Based on A microframework for backfill migrations in Elixir's Ecto, in turn based on David Bernheisel's template for deterministic backfills.
A data migration using this behaviour may look like this (which you can put simply put in Ecto migrations, eg. priv/repo/migrations/priv/repo/migrations/20231019004944_data_onboarding_step.exs
):
defmodule MyApp.Repo.Migrations.BackfillOnboardingStep do
alias EctoSparkles.DataMigration
use DataMigration
@impl DataMigration
def base_query do
# NOTE: This works in cases where:
# 1. The data can be queried with a condition that not longer applies after the migration ran, so you can repeatedly query the data and update the data until the query result is empty.
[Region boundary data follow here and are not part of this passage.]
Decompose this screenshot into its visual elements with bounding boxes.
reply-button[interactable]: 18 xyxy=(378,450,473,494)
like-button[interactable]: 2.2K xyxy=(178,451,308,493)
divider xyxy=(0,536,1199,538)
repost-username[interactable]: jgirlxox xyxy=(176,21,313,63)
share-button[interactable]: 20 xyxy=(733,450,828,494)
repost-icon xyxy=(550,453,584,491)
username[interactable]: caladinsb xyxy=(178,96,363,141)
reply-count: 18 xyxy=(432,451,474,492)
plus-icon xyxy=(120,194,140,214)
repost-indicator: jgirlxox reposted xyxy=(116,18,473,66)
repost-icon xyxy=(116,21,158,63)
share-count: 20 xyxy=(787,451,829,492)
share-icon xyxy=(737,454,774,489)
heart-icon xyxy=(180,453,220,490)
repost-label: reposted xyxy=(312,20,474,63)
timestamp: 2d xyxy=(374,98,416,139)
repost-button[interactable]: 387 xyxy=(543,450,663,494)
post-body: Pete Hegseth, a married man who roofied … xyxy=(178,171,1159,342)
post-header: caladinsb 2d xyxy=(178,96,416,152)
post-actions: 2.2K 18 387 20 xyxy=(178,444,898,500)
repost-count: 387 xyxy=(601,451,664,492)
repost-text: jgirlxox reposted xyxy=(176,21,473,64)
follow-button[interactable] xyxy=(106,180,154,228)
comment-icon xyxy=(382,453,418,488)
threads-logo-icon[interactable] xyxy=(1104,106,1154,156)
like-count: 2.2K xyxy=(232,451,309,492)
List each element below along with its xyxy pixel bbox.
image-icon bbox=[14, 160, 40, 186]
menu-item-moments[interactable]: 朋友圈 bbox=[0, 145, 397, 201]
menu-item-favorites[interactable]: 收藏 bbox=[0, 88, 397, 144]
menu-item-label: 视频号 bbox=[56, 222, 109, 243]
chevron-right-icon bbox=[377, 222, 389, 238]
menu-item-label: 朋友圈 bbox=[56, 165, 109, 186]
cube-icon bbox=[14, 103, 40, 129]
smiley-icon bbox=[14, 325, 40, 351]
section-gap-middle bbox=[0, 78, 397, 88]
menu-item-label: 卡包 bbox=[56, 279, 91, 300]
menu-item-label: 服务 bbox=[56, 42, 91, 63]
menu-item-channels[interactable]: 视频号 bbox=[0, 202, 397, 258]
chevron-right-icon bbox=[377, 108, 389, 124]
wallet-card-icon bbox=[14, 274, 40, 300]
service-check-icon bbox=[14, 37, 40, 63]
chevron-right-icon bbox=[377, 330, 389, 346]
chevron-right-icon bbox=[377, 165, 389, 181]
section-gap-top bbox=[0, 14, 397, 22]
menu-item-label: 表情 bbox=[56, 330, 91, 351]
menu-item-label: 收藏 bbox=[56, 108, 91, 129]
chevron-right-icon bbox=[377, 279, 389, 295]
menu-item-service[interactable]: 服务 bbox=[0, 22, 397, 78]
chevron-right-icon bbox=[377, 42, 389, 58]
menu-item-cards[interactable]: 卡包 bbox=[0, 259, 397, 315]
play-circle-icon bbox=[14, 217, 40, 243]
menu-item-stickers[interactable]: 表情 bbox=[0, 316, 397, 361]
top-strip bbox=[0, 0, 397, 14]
For example, if a column is currently null and will be updated to not be null, then you can query for the null records and pick up where you left off.
# 2. The migration is written in such a way that it can be ran several times on the same data without causing data loss or duplication (or crashing).
from(u in "users", # Notice how we do not use Ecto schemas here.
where: is_nil(u.onboarding_step),
select: %{id: u.id}
)
end
@impl DataMigration
def config do
%DataMigration.Config{batch_size: 100, throttle_ms: 1_000, repo: MyApp.Repo}
end
@impl DataMigration
def migrate(results) do
Enum.each(results, fn %{id: user_id} ->
# hooks into a context module, which is more likely to be kept up to date as the app evolves, to avoid having to update old migrations
user_id
|> MyApp.Users.set_onboarding_step!()
end)
end
end
Summary
Callbacks
The core of the query you want to use to SELECT a map of your data.
The DataMigration.Runner
will take care of limiting this to a batch size, ordering
it by row ID, and restricting it to rows you haven't yet handled.
The query must select a map, and that map must have an :id
key for the
migration runner to reference as the last-modified row in your table.
The callback to operate on a result set from your query.
Implementers should raise
an error if you're unable to process the batch.
Callbacks
@callback base_query() :: Ecto.Query.t()
The core of the query you want to use to SELECT a map of your data.
The DataMigration.Runner
will take care of limiting this to a batch size, ordering
it by row ID, and restricting it to rows you haven't yet handled.
The query must select a map, and that map must have an :id
key for the
migration runner to reference as the last-modified row in your table.
@callback config() :: EctoSparkles.DataMigration.Config.t()
The callback to operate on a result set from your query.
Implementers should raise
an error if you're unable to process the batch.